Ethics Opinion No. 88-6
Contingent Fee or Lien on Real Property in Quiet Title Litigation.
The Committee has been asked whether it is unethical for an attorney to enter into an agreement with a client to secure the attorney's fees by means of a lien on real property which is the subject matter of litigation brought by the attorney on behalf of the client. Further, and as an alternative, the Committee has been asked if a contingent fee arrangement can be negotiated with the client under which the client would agree to assign an interest in real property subject to the litigation to the attorney as a contingent fee.
The attorney represents the former owner of a large parcel which was subsequently subdivided and sold to a number of purchasers. None of the subsequent transactions were recorded, and many of the purchasers have ceased making payments due to misrepresentations. The former owner has retained the attorney to bring suit to set aside the original conveyances.
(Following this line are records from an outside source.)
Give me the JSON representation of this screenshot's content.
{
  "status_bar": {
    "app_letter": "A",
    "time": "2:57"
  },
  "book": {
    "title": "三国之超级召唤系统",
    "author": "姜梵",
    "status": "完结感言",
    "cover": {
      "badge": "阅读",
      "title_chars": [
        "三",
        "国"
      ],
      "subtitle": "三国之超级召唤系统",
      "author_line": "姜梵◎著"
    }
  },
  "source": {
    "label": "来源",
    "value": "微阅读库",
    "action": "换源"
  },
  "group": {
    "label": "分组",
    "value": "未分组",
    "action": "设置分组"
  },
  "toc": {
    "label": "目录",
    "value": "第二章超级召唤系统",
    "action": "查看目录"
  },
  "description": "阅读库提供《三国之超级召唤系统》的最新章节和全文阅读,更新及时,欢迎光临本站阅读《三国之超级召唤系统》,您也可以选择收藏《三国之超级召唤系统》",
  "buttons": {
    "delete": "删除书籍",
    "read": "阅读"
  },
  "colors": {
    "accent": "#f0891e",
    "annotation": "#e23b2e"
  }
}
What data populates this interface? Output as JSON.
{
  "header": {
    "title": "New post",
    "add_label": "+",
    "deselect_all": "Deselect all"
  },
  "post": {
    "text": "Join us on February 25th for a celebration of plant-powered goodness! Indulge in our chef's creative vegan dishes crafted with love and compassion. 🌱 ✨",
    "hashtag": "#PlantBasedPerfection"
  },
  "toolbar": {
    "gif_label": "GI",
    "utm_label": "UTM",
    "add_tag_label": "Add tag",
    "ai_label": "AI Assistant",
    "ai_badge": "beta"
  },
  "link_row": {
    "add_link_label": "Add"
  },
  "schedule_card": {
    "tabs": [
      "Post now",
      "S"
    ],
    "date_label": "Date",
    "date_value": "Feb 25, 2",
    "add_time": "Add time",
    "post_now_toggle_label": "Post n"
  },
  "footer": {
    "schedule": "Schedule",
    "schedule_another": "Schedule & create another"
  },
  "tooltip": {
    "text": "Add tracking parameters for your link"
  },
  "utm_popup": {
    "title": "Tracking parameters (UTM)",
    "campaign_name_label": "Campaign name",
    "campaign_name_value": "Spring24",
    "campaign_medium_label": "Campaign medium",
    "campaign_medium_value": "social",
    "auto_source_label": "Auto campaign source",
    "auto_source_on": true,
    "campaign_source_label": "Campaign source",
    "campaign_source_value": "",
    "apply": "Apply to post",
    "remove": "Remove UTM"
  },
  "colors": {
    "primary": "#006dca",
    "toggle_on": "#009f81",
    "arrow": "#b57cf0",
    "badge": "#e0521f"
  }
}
The former owner is unable to afford the fees, and the attorney wishes to either secure the fees through an attorney's lien on the property or negotiate an assignment of an interest in the property, in the event the property is recovered from the. purchasers.
DR 5-103 of the Code of Professional Responsibility proves that:
(A) A lawyer shall not acquire a proprietary interest in the cause of action or subject matter of litigation he is conducting for a client, except that he may:
(1) Acquire a lien granted to secure his fee or expenses.
(2) Contract with a client for a reasonable contingent fee in civil case.
EC 5-7 recognizes that it is not improper for a lawyer to protect his right to collect a fee for his services by the assertion of legally permissible liens, even though by doing so he may acquire an interest in the outcome of litigation. It further recognizes that although a contingent fee arrangement gives a lawyer a financial interest in the outcome of litigation, a reasonable contingent fee is permissible in civil cases because it may be the only means by which a layman can obtain the services of a lawyer of his choice.
Based on the above, and subject to subsection (B) of DR 5-103 which prohibits an advance or guarantee of financial assistance other than the expenses of litigation, it appears that either arrangement could be made between the attorney and the client. Such an arrangement is subject to Canon EC 2-19 and Bar Rule 35(c).
The legal effect of any lien which might be asserted or created is a matter of law, rather than a matter of ethics, and is beyond the scope of this opinion.
American Bar Association Informal Opinion No. 1461 should be taken into account in determining whether or not to assert an attorney's lien. By analogy to Opinion 1461, when determining whether to secure the payment of fees by a statutory or contractual lien, the lawyer should take into account the financial situation of the client, the sophistication of the client in dealing with lawyers, whether the fee is reasonable, whether the client clearly understands and agrees to pay the fee, whether imposition of a lien would prejudice important rights or interests of the client or of other parties, whether the failure to impose the lien would result in fraud or gross imposition by the client, and whether there are less stringent means by which the matter can be resolved or the amount which is owed or will be owing can be secured.
Submitted by the Alaska Bar Association Ethics Committee this 20th day of October, 1988.
Adopted by the Board of Governors on October 22, 1988.